The increase in rack density provides another strong cost benefit for cases where physical real estate is a significant consideration, for example, data centers located in co-location facilities. The greater rack density means a significantly lower physical footprint for the data center, which translates directly into cost savings.
Exact impact on TCO will vary according to a number of factors (number of HDDs behind each storage server, real estate characteristics, etc.) specific to a given data center.

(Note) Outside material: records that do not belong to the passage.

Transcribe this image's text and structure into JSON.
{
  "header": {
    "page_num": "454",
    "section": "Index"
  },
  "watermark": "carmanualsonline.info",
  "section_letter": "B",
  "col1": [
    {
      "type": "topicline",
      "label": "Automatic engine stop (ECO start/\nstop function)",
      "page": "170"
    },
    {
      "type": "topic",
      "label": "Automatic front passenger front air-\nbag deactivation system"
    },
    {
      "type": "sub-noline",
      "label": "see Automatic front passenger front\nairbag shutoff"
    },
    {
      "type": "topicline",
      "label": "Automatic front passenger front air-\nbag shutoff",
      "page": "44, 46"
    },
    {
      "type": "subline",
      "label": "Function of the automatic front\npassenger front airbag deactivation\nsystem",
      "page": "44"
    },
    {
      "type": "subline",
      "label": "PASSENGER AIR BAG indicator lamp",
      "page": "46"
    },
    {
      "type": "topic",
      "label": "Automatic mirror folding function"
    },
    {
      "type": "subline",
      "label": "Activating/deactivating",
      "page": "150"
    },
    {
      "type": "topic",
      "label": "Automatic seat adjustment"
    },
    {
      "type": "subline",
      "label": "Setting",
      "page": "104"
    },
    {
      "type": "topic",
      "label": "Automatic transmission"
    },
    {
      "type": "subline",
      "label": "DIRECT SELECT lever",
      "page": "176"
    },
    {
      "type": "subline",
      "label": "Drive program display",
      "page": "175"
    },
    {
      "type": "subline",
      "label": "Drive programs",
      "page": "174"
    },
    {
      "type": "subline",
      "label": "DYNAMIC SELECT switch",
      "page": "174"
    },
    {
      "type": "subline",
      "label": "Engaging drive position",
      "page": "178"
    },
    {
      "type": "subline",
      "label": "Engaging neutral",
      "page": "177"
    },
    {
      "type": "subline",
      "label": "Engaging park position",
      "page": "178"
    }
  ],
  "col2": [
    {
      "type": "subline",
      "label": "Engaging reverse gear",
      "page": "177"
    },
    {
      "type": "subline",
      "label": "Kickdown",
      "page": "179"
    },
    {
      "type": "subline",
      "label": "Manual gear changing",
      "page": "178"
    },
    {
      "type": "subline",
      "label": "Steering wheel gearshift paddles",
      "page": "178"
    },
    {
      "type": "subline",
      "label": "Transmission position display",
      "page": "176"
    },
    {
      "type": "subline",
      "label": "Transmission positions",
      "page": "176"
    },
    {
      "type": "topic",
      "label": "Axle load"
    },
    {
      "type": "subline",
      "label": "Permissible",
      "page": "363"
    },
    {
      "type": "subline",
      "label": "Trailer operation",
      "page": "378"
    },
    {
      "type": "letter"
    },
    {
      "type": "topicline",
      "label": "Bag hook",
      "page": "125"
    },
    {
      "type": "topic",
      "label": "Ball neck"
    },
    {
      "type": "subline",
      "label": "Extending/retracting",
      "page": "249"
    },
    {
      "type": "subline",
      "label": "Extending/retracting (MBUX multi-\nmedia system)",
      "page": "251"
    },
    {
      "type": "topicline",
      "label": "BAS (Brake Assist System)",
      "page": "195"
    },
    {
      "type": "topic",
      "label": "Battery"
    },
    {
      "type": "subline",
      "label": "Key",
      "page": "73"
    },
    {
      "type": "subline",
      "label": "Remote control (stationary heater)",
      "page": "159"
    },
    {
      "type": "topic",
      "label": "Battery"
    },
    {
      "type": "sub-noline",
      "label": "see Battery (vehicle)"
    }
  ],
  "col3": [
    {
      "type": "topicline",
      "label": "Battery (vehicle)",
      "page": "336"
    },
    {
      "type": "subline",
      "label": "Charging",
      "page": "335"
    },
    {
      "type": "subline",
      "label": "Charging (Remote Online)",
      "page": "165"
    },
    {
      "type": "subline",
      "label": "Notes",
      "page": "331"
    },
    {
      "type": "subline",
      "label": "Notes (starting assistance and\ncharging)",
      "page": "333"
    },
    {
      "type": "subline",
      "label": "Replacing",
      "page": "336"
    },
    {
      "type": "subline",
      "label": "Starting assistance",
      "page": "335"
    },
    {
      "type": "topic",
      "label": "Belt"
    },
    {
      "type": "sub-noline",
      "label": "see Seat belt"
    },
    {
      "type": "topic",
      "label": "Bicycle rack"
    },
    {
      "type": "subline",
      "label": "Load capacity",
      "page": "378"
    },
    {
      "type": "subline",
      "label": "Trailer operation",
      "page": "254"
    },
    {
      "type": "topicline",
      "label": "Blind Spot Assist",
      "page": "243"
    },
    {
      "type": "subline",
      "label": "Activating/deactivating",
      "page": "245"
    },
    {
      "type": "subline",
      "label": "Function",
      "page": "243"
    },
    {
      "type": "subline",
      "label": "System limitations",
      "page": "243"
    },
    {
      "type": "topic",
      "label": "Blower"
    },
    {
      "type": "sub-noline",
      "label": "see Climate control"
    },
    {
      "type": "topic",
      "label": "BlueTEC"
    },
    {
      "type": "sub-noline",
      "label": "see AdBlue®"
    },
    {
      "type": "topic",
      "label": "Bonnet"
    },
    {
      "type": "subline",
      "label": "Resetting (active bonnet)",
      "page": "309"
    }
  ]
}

The security of storage services within the cloud data center is a difficult task. The interface library supports:
- Authentication—A full cryptographic authentication of servers that have access permission to the drive
- Integrity—Full integrity check of the command and the data
- Authorization—A clear set of roles by server as to what the application is allowed to do. Typical roles are read, read/write, management of the drive and management of the security in the drive.
- Transport Layer Security(TLS)—For the security of very sensitive data and/or management commands, a full industry-standard TLS suite is also provided.
This is a marked difference to other distributed storage systems where, inside the data center, traffic between services are not only unsecured but also unauthenticated. This gives anyone who has access to the data center complete and unfettered access to the storage to read, modify and even delete all the data. In these situations, the security becomes the responsibility of the networking infrastructure and higher-cost networking, separate network islands or complicated VLANs. The Seagate Kinetic Storage security architecture allows low-cost and flexible data center networking architectures.
The Seagate Kinetic Storage platform represents a fundamental and important leap forward in storage architectures. The demands of our always-connected, mobile and online world—and the corresponding massive cloud storage infrastructure required to support it—mandate true re-envisioning of best practices and technology. The Seagate Kinetic Storage platform delivers the new paradigm necessary to enable us collectively, as an industry, not only to meet this mandate but to do so optimally and in the most cost-efficient manner required.